This work addresses a key limitation in existing active reconstruction methods, which often neglect motion uncertainty or prioritize tracking at the expense of reconstruction coverage when handling moving objects. To overcome this, the authors propose a novel next-best-view (NBV) planning framework that jointly accounts for both motion and measurement uncertainties. The approach uniquely integrates motion prediction into coverage-driven viewpoint selection by employing a fixed-lag Gaussian process smoother to estimate and probabilistically forecast the future state of the object from noisy observations. This predictive distribution is then used to evaluate the expected observation quality of candidate viewpoints, which are subsequently optimized under reachability constraints. Experimental results demonstrate that the proposed method significantly outperforms non-predictive NBV strategies and prediction-based approaches focused solely on tracking, achieving superior reconstruction completeness.

Active 3D reconstruction of moving objects requires selecting informative viewpoints while accounting for object motion uncertainty during the decision-to-execution delay. Existing methods address only parts of this problem: next-best-view (NBV) planners for object reconstruction typically optimize surface coverage but assume static objects, while motion-aware active perception for moving targets accounts for target motion but prioritizes tracking or visibility over reconstruction coverage. This work presents a motion-uncertainty-aware NBV framework for reconstructing an unknown rigid object undergoing planar motion, using noisy planar position measurements of the object and depth observations from a mobile robot.

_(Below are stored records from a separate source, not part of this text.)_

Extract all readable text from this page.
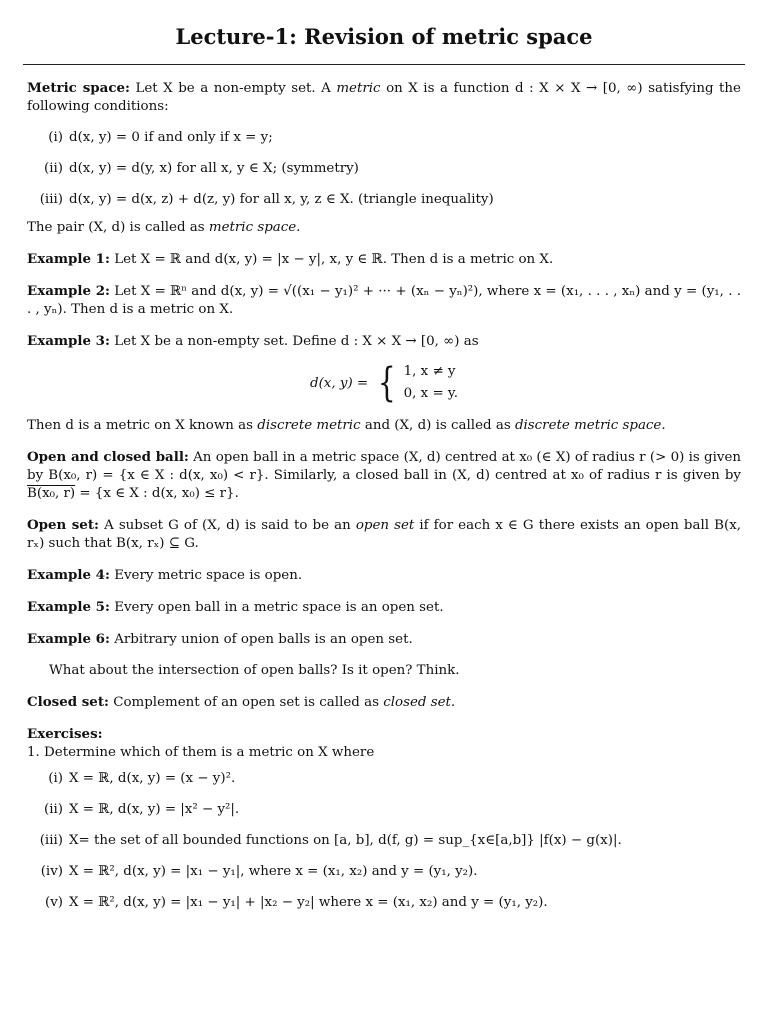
Lecture-1: Revision of metric space

Metric space: Let X be a non-empty set. A metric on X is a function d : X × X → [0, ∞) satisfying the following conditions:

(i) d(x, y) = 0 if and only if x = y;
(ii) d(x, y) = d(y, x) for all x, y ∈ X; (symmetry)
(iii) d(x, y) = d(x, z) + d(z, y) for all x, y, z ∈ X. (triangle inequality)

The pair (X, d) is called as metric space.

Example 1: Let X = ℝ and d(x, y) = |x − y|, x, y ∈ ℝ. Then d is a metric on X.

Example 2: Let X = ℝⁿ and d(x, y) = √((x₁ − y₁)² + ··· + (xₙ − yₙ)²), where x = (x₁, . . . , xₙ) and y = (y₁, . . . , yₙ). Then d is a metric on X.

Example 3: Let X be a non-empty set. Define d : X × X → [0, ∞) as

d(x, y) = { 1, x ≠ y
0, x = y.

Then d is a metric on X known as discrete metric and (X, d) is called as discrete metric space.

Open and closed ball: An open ball in a metric space (X, d) centred at x₀ (∈ X) of radius r (> 0) is given by B(x₀, r) = {x ∈ X : d(x, x₀) < r}. Similarly, a closed ball in (X, d) centred at x₀ of radius r is given by B(x₀, r) = {x ∈ X : d(x, x₀) ≤ r}.

Open set: A subset G of (X, d) is said to be an open set if for each x ∈ G there exists an open ball B(x, rₓ) such that B(x, rₓ) ⊆ G.

Example 4: Every metric space is open.

Example 5: Every open ball in a metric space is an open set.

Example 6: Arbitrary union of open balls is an open set.

What about the intersection of open balls? Is it open? Think.

Closed set: Complement of an open set is called as closed set.

Exercises:

1. Determine which of them is a metric on X where

(i) X = ℝ, d(x, y) = (x − y)².
(ii) X = ℝ, d(x, y) = |x² − y²|.
(iii) X= the set of all bounded functions on [a, b], d(f, g) = sup_{x∈[a,b]} |f(x) − g(x)|.
(iv) X = ℝ², d(x, y) = |x₁ − y₁|, where x = (x₁, x₂) and y = (y₁, y₂).
(v) X = ℝ², d(x, y) = |x₁ − y₁| + |x₂ − y₂| where x = (x₁, x₂) and y = (y₁, y₂).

The key idea is to evaluate each candidate viewpoint by its expected observation quality over plausible future object states induced by motion and measurement uncertainty, rather than at a single predicted object pose. To obtain this predictive belief, a fixed-lag Gaussian Process smoother estimates and predicts the object state from noisy position measurements. The resulting belief is used to generate candidate viewpoints around the predicted object location, filter them by reachability, and estimate their expected coverage-driven scores. Simulation and real-world experiments demonstrate improved reconstruction completeness over non-predictive NBV and prediction-only tracking methods, bridging coverage-driven active reconstruction and prediction-driven tracking.